Based on the award-winning biography of Archibald Prize winner Adam Cullen by Erik Jensen, the founding editor of The Saturday Paper, the acclaimed film is a bold, layered depiction of the relationship between the biographer and his subject.
The debut feature of Thomas M. Wright (The Unknown Man, Barkskins, Top of the Lake), from a screenplay by Jensen and Wright, Acute Misfortune is produced by Arenamedia, Plot Media and Blackheath Film, and features AACTA Best Actor winner Daniel Henshall (Defending Jacob, Bloom, Snowtown) as Adam Cullen and with a breakout performance by Toby Wallace (Babyteeth, The Society, Romper Stomper) as Jensen.
Acute Misfortune was named one of the best films of the year by The Monthly and Screen Daily and was the recipient of The Age Critics Award at the Melbourne International Film Festival. It was acclaimed by The Guardian, in a five-star review, as “The best Australian Bio-Pic since Chopper” and was named the best Australian film of 2019 and later named one of The Guardian’s “10 Best Australian Films of the decade 2010-2020”. The Hollywood Reporter called it “One of the year’s most striking and accomplished directorial debuts.” The score by Evelyn Ida Morris was the only feature score to receive an ARIA nomination.

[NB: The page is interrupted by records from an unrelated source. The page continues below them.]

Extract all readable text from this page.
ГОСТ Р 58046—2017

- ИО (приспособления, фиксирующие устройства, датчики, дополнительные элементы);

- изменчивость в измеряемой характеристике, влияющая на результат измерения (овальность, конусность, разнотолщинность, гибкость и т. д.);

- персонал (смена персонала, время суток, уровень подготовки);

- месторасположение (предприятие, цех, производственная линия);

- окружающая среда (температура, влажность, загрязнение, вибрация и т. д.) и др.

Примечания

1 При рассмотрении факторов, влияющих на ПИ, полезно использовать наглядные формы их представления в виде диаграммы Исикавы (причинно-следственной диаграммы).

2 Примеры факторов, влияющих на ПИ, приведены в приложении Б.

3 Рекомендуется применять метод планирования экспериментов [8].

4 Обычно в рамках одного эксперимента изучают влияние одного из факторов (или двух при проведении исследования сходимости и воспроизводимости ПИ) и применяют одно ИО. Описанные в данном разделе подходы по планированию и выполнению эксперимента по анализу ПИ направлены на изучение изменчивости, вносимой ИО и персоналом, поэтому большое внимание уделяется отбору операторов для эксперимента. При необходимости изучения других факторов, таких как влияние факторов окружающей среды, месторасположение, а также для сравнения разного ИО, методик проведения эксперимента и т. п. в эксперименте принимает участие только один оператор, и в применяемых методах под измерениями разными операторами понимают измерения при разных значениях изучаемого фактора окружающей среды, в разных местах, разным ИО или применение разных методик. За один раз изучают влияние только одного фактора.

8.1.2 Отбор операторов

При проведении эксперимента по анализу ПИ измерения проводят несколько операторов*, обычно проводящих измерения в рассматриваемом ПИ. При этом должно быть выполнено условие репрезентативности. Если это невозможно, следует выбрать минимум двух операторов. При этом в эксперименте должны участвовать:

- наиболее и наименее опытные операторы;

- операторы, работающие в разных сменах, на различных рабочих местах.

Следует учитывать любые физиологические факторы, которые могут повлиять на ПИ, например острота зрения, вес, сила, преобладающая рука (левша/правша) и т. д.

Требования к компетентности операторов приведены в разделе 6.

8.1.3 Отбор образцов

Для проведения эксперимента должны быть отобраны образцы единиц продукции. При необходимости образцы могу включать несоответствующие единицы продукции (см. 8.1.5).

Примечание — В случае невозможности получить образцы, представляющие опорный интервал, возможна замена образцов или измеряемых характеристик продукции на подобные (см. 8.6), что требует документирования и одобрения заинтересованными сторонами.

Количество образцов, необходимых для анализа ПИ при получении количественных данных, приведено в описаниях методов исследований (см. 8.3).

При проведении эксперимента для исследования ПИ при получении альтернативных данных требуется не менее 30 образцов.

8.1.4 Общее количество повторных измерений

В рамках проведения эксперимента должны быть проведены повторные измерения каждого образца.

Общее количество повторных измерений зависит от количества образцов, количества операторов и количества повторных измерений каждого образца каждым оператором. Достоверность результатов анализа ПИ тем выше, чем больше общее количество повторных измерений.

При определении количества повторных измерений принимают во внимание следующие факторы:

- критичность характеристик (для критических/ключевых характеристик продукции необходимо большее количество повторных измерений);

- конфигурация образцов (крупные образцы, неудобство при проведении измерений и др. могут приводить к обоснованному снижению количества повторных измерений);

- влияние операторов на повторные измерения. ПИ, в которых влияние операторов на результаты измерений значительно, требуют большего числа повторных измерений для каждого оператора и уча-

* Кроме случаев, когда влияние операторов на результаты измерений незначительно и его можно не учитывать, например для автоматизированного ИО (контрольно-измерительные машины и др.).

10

Erik Jensen was an ambitious nineteen-year-old journalist at the Sydney Morning Herald when he was commissioned to write a profile of the painter Adam Cullen, the most prominent painter of his generation, who at forty-two was the youngest ever subject of a career retrospective at the Art Gallery of New South Wales. After reading the article, Cullen invited Jensen to write his biography.
Jensen spent four years on and off with Cullen until his death at the age of 46. This is the story of their increasingly claustrophobic relationship. Cullen lied to Jensen, shot him and threw him from a motorbike. Acute Misfortune reveals an iconic artist and an acclaimed journalist in unsparing detail. It is a film about acclaim and identity; theft and the commerce of theft, the instability of lies and the consequences of a flawed contract; and about coming through an abusive relationship to find meaning in its wake.